The latent CoT approach is particularly noteworthy because it addresses one of the most practical barriers to deploying sophisticated reasoning in real-time systems. Most CoT research has focused on improving accuracy with little attention to latency implications. OneVL represents one of the first attempts to optimize the efficiency of reasoning, not just its effectiveness.
This development aligns with a broader trend we've covered at gentic.news: the migration of advanced AI techniques from pure research to real-time embedded systems. In November 2025, we reported on NVIDIA's Drive Co-Pilot using similar compressed reasoning techniques for in-vehicle AI. OneVL appears to take this further by making the reasoning entirely latent rather than just compressed.
For practitioners, the key insight is that reasoning efficiency is becoming a first-class research problem. As AI systems move from chatbots to robots and vehicles, the computational cost of sophisticated reasoning can't be an afterthought. OneVL's architecture suggests that specialized models with domain-specific reasoning modules may outperform general-purpose LLMs on latency-critical tasks.
The dual-decoder approach also hints at a possible future direction: task-specific reasoning architectures rather than one-size-fits-all models.
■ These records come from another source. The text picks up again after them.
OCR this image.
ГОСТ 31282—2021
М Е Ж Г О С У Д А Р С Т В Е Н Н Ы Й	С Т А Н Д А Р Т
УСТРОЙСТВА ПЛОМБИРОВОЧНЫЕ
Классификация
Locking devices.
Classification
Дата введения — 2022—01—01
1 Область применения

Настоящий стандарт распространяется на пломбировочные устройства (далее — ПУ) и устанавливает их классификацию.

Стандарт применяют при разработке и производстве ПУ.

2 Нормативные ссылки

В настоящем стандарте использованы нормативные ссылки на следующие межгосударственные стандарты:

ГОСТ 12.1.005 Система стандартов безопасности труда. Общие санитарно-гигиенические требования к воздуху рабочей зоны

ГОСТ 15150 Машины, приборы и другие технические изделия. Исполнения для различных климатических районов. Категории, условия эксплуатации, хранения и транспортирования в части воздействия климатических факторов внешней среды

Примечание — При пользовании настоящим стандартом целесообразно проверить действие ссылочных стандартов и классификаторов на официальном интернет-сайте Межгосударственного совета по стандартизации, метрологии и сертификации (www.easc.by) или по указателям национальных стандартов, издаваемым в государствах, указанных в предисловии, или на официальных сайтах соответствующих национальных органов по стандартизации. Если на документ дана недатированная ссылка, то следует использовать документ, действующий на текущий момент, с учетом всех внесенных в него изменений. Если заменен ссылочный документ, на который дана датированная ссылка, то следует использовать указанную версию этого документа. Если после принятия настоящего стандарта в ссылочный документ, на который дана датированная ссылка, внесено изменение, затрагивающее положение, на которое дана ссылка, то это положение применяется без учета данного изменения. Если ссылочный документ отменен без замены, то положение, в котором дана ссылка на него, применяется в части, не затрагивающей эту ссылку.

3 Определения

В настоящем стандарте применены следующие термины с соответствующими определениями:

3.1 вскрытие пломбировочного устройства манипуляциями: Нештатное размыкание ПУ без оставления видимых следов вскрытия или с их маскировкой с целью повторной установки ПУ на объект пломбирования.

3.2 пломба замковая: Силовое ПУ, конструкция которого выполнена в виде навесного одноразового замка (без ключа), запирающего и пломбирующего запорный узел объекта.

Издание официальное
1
If latent CoT proves broadly effective, we might see similar architectures for robotics, industrial automation, and other real-time AI applications.
Frequently Asked Questions
What is latent Chain-of-Thought?
Latent Chain-of-Thought is a reasoning approach where AI models perform step-by-step logical reasoning within their internal representations rather than generating explicit textual reasoning steps. This reduces latency while maintaining the benefits of structured reasoning.
How does OneVL compare to Tesla's FSD?
While both systems target autonomous driving, they use different approaches. Tesla's Full Self-Driving relies primarily on computer vision and neural networks trained on massive real-world driving data. OneVL is a vision-language model that incorporates explicit reasoning capabilities through its latent CoT mechanism. The systems aren't directly comparable as OneVL is a research model while FSD is a deployed system.
Can latent reasoning be verified for safety?
This is a significant challenge. Because latent reasoning happens internally without explicit steps, it's harder to audit and verify than explicit CoT. Researchers are developing techniques to interpret latent reasoning, but this remains an active area of investigation, especially for safety-critical applications.
Will OneVL be used in Xiaomi's electric vehicles?
The announcement doesn't specify deployment plans. Typically, research models like OneVL serve as proofs-of-concept that may influence future product development. Elements of the architecture or training approach might eventually appear in Xiaomi's automotive AI systems, but direct integration would require substantial engineering for production readiness.